Since fracking has been used to dispose of unwanted toxic substances as far back as the 1960s, many of the abandoned and lost wells across the U.S. have likely been filled with these dangerous substances. As many experts have noted, the condition and stability of these wells have become a serious cause of concern.
“In 10 to 100 years we are going to find out that most of our groundwater is polluted. A lot of people are going to get sick, and a lot of people may die,” Mario Salazar, an engineer who worked as a technical expert for 25 years with the EPA’s underground injection program in Washington, told ProPublia’s Abraham Lustgarten in a interview.
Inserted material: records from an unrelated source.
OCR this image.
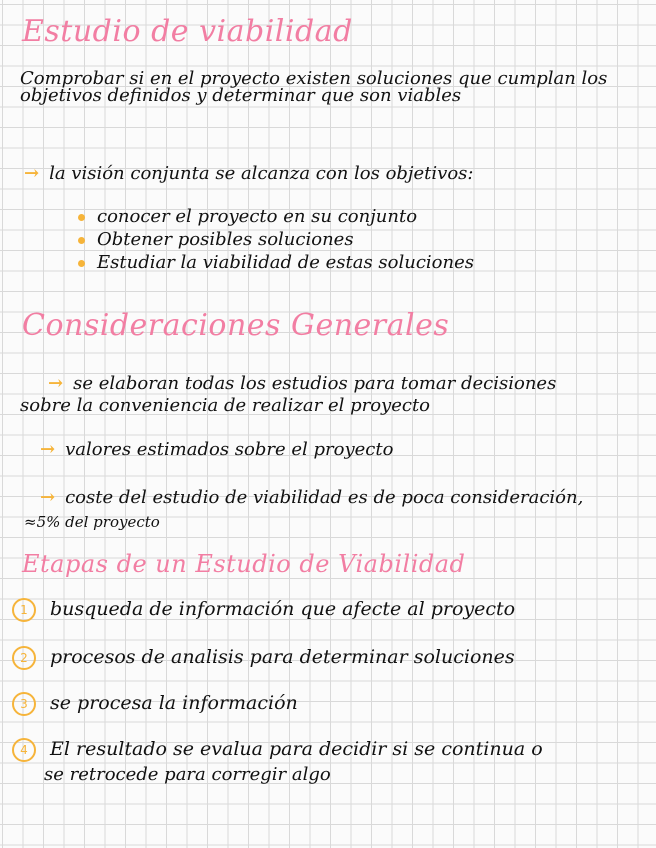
Estudio de viabilidad
Comprobar si en el proyecto existen soluciones que cumplan los objetivos definidos y determinar que son viables
→ la visión conjunta se alcanza con los objetivos:
conocer el proyecto en su conjunto
Obtener posibles soluciones
Estudiar la viabilidad de estas soluciones
Consideraciones Generales
→ se elaboran todas los estudios para tomar decisiones
sobre la conveniencia de realizar el proyecto
→ valores estimados sobre el proyecto
→ coste del estudio de viabilidad es de poca consideración,
≈5% del proyecto
Etapas de un Estudio de Viabilidad
1 busqueda de información que afecte al proyecto
2 procesos de analisis para determinar soluciones
3 se procesa la información
4 El resultado se evalua para decidir si se continua o
se retrocede para corregir algo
Astonishingly, despite the overwhelming evidence against its use, these practises are both widespread and widely defended across the globe. But how can this be so? The answer simply comes down to money. Alternative methods of waste disposal include burning waste, treating wastewater, recycling, or disposing of the waste of the surface, are methods that are either more costly or damaging to the environment.
Subterranean waste disposal is now becoming a more popular method. Area’s chosen of operation are used by pharmaceutical, agricultural and chemical industries to deposit specific wastes produced. Ultimately, this reduces the amount of Co2 being produced from other methods and providing a future relying less on foreign oil and nuclear fuel production.
Yes it can be argued that this method is a better alternative to dumping the waste directly into waterways; however, simply burying the waste beneath the earth’s surface in the hopes that the idea ‘out of sight out of mind’ will apply to this situation, is not a suitable solution.